Dès 2007, il y a eu une volonté européenne de développer les énergies renouvelables avec un objectif de 20 % du mix énergétique d'ici 2020. La France est le seul État des 27 à ne pas avoir atteint cet objectif. Ce manque de résultat est clairement dû à ses choix politiques et la France sera sanctionnée prochainement pour non-respect du droit européen.
La crise énergétique que nous connaissons aujourd'hui s'inscrit dans un demi-siècle de crises des énergies fossiles. La première a été le premier choc pétrolier de 1973, suivie d'un second choc en 1979. Depuis, nous assistons à une série de crises gazières et pétrolières : en 2006, une première crise gazière ; en 2008, une très forte hausse des prix du pétrole qui a exacerbé les effets de la crise financière ; en 2009, puis en 2014, d'autres crises gazières. Nous faisons aujourd'hui face, depuis 2021, à une crise qui concerne le gaz, le pétrole, le charbon et l'électricité.
Concernant le pétrole, le prix de l'essence devrait se situer normalement à 1,90 €. Mais comme l'État français a décidé de mettre en place l'un des plus grands plans de subventions de pétrole de l'histoire du pays, les prix ont été maintenus à un niveau quasi-normal : les prix de l'essence et du diesel sont actuellement inférieurs à ce qu'ils étaient en 2012. Il n'existe à l'heure actuelle pas de risque de pénurie.
La situation est en revanche complètement différente pour le gaz. Les prix du gaz sont historiquement élevés, avec une augmentation de 1000 % et devraient le rester sur la durée. Nous basculons d'un monde où nous achetions du gaz bon marché à la Russie à un monde où nous achèterons de plus en plus de gaz naturel liquéfié (GNL) extrêmement coûteux.
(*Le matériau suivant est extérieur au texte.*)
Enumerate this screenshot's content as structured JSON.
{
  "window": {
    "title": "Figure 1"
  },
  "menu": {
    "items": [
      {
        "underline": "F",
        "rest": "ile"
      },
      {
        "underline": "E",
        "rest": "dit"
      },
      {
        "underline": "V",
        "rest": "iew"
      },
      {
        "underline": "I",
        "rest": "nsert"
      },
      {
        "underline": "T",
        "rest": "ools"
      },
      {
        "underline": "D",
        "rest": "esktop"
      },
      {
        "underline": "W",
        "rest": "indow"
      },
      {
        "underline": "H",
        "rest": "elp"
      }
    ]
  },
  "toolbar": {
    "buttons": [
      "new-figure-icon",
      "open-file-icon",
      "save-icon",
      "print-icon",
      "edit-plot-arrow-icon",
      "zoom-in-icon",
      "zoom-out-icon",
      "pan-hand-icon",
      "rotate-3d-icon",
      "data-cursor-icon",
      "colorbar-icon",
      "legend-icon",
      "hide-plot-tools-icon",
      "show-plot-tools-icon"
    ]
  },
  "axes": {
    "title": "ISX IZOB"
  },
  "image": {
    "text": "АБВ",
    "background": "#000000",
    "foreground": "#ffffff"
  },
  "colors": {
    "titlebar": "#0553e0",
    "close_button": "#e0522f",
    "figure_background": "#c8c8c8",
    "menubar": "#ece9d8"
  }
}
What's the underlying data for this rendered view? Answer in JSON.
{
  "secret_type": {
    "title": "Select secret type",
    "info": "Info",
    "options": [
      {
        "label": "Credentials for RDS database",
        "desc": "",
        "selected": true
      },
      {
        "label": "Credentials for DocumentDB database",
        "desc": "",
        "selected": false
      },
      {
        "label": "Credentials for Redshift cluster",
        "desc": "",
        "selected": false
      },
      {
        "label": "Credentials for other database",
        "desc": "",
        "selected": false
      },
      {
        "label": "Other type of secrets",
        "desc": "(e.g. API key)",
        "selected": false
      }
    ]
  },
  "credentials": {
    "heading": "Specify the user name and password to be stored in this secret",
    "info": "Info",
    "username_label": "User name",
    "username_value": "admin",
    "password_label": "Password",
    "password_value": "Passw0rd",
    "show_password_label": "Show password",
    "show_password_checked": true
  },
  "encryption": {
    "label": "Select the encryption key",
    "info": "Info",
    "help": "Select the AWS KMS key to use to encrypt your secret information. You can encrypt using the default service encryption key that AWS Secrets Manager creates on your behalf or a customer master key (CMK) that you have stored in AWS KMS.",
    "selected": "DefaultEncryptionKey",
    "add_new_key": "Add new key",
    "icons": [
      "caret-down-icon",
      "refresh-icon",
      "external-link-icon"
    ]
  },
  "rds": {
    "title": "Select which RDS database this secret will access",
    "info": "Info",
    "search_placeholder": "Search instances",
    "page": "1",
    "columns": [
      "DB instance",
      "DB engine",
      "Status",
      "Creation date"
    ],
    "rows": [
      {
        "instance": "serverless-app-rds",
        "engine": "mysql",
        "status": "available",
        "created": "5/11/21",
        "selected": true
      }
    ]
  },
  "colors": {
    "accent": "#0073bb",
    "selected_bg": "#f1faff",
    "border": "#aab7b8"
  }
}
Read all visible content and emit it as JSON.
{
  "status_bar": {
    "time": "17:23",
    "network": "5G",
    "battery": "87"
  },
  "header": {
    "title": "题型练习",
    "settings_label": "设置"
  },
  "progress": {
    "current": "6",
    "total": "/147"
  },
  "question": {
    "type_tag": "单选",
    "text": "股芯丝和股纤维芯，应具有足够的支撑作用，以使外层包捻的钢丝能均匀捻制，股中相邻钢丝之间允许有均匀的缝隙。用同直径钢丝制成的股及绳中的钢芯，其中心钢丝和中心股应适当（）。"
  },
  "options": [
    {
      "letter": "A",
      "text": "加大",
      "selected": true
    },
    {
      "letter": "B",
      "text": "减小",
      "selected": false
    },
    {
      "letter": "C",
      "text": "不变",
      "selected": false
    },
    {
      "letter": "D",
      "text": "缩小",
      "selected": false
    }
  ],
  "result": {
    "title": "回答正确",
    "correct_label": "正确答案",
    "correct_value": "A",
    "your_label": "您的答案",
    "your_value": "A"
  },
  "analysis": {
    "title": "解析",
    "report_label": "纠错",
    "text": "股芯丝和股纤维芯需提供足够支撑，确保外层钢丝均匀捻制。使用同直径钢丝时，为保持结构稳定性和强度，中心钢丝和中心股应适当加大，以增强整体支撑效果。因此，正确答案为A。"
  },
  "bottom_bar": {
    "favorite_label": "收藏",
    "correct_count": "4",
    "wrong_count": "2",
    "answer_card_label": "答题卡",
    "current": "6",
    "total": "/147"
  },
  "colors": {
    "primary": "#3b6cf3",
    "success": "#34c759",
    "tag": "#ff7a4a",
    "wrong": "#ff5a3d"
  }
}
Il existe un risque de pénurie dès la fin de cet hiver (février-mars 2023) et surtout courant 2024. A priori, la Russie aura complètement coupé l'accès au gaz d'ici là, et il faudra donc refaire nos stocks sans gaz russe. Je pense que la France devrait se préparer à cinq à dix hivers difficiles. Du fait de la corrélation entre les prix du gaz et de l'électricité ainsi que des faibles performances du parc nucléaire français, les prix de l'électricité sont anormalement élevés dans l'intégralité de l'arc ouest européen. Le risque de pénurie concerne surtout la France, même si EDF espère pouvoir remettre en marche une partie du parc début 2023.
La principale cause de cette crise est le choix politique de sous-investir dans l'efficacité énergétique et les énergies renouvelables. En 2008 ont été adoptés les objectifs du Grenelle de l'environnement qui prévoyaient un plan de rénovation des bâtiments. Si ce plan avait été mis en œuvre, la France aurait été indépendante du gaz russe dès 2019, grâce aux économies d'énergie réalisées. En ce qui concerne les énergies renouvelables, la France est en dernière position sur les 27 pays de l'UE, malgré un potentiel très favorable qui n'est pas bien exploité : la France est un des pays les plus ensoleillés et les plus venteux.
Les plans de sortie de crise doivent s'organiser autour de trois sujets : la sobriété et l'efficacité énergétiques, les énergies renouvelables. À court terme, la sobriété peut signifier le rationnement mais à plus long terme, elle doit viser à garantir le bien-être de chacun tout en minimisant la consommation d'énergie. La rénovation des bâtiments est un enjeu structurel de réponse à la crise et doit être entamée immédiatement pour avoir des effets sur le long terme. S'agissant des énergies renouvelables, il faut être capable de changer d'échelle en termes d'installation d'infrastructures. J'espère que nous saurons reconstruire un système énergétique qui garantisse notre indépendance et notre capacité à survivre au XXIe siècle.